MCC: How do you hope your model will move concussion science forward?

JH: I think this will be a good tool for both injury assessment and injury prevention. Current diagnosis procedures for concussion are largely based on a patient’s self-reporting, which is somewhat subjective and does not consider the biomechanical responses inside of the brain. We think this model could potentially be used as an objective tool to quantify the severity of a concussive impact.

Let’s say in the future we have some on-field sensors to quantify head impact accelerations. We could take that information along with the subject co-variates to quickly predict the strain and stress distribution in the brain. If we see some high strain areas that are over the threshold, we can say this impact is on the high alert. Even though the player may not behave out of the ordinary, we can be more cautious and further evaluate them. So this is a tool that can provide objective evaluation beyond those based on our current technology and procedure.

The other thing I’m thinking is that the model can help design safety equipment. Let’s take the helmet as an example. Currently, college ice hockey players and football players only have a few sizes that they can pick, and they may not necessarily fit an athlete well. We could fix that by creating a subject-specific design feature to fill in the gap and make sure that helmets fit better and are more comfortable. Furthermore, personalized design features can be tailored to better prevent brain injuries based on model prediction.

We can also use this model to run simulations to test hypotheses. For example, there are differences between male and female concussion rates, but we don’t know why. One potential reason could be neck strength. We could use the computational model to have different neck muscle models and then run the impact simulation to see the concussion risk. The data from the computational simulations could help fill in where we don’t have data.

MCC: What are the next-level barriers of concussion research in your area of expertise?

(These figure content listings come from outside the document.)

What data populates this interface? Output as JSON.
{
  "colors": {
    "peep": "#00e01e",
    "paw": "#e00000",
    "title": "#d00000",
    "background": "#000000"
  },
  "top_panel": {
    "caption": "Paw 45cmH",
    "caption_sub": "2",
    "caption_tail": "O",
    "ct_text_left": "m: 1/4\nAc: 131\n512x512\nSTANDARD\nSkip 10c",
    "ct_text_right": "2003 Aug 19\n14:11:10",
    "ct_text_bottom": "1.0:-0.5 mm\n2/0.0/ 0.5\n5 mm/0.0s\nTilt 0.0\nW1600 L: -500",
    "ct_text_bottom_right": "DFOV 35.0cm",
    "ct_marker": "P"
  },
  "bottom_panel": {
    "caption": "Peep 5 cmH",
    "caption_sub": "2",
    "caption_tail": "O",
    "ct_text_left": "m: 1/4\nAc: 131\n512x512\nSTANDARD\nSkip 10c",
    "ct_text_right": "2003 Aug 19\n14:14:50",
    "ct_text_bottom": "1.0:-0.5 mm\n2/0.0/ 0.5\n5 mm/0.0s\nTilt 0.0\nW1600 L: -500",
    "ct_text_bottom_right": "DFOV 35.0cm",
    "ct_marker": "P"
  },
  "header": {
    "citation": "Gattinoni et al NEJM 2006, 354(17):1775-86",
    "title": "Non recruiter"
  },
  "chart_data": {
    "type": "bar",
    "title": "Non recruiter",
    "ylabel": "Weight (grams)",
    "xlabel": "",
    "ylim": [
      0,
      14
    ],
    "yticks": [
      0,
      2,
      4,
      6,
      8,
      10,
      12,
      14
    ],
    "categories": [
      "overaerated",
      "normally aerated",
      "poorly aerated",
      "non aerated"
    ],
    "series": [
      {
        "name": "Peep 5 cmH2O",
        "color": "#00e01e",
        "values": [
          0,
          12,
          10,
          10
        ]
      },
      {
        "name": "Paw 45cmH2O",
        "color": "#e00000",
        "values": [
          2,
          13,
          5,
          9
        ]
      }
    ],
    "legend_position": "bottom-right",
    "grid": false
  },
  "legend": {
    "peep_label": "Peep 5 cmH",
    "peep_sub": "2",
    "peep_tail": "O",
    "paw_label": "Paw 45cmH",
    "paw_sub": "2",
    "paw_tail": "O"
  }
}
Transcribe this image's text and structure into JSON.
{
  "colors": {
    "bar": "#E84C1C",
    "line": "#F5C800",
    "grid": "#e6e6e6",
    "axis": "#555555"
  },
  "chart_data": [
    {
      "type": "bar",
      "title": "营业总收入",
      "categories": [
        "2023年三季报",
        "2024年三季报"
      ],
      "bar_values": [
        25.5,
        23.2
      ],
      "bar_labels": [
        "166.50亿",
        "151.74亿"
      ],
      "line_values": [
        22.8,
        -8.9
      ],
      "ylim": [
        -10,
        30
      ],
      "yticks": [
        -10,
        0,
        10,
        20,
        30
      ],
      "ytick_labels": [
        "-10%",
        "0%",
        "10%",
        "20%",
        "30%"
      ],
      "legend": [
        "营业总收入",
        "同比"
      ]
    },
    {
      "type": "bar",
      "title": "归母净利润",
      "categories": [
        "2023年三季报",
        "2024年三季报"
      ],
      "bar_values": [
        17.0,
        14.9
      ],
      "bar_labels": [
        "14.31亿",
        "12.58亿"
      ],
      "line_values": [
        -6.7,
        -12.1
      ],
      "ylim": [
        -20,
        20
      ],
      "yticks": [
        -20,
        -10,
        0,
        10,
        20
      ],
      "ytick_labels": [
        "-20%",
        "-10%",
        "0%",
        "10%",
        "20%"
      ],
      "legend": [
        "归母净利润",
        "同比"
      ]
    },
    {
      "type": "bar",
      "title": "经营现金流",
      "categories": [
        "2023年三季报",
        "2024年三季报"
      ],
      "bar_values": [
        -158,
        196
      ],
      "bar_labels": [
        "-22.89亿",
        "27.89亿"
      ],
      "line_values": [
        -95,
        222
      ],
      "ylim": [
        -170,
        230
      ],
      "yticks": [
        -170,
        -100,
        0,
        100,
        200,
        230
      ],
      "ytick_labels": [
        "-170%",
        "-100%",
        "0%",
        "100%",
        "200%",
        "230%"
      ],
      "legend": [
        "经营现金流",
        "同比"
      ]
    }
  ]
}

JH: One of the biggest hurdles is going to be figuring out how we can validate this model. We want to make sure we have a biofidelic model to make sense of its results, which requires field data. We can measure some of the head kinetics with sensors attached to the helmet, skin, or mouthguard. We need to gather this kind of information to check whether model-predicted responses can be correlated with a concussion. We will need to collect large data sets to say if this model indeed improved concussion prediction and be used as a reliable way to provide critical injury risk assessment.

MCC: What excites you most about being a member of the U-M Concussion Center?

JH: I’m an engineer by training, so my vision is focused on the engineering part of this multi-disciplinary problem. However, getting to know so many medical doctors and understanding their perspectives on concussions makes my vision and contribution to the theme of concussion prevention much broader. This is extremely valuable for me.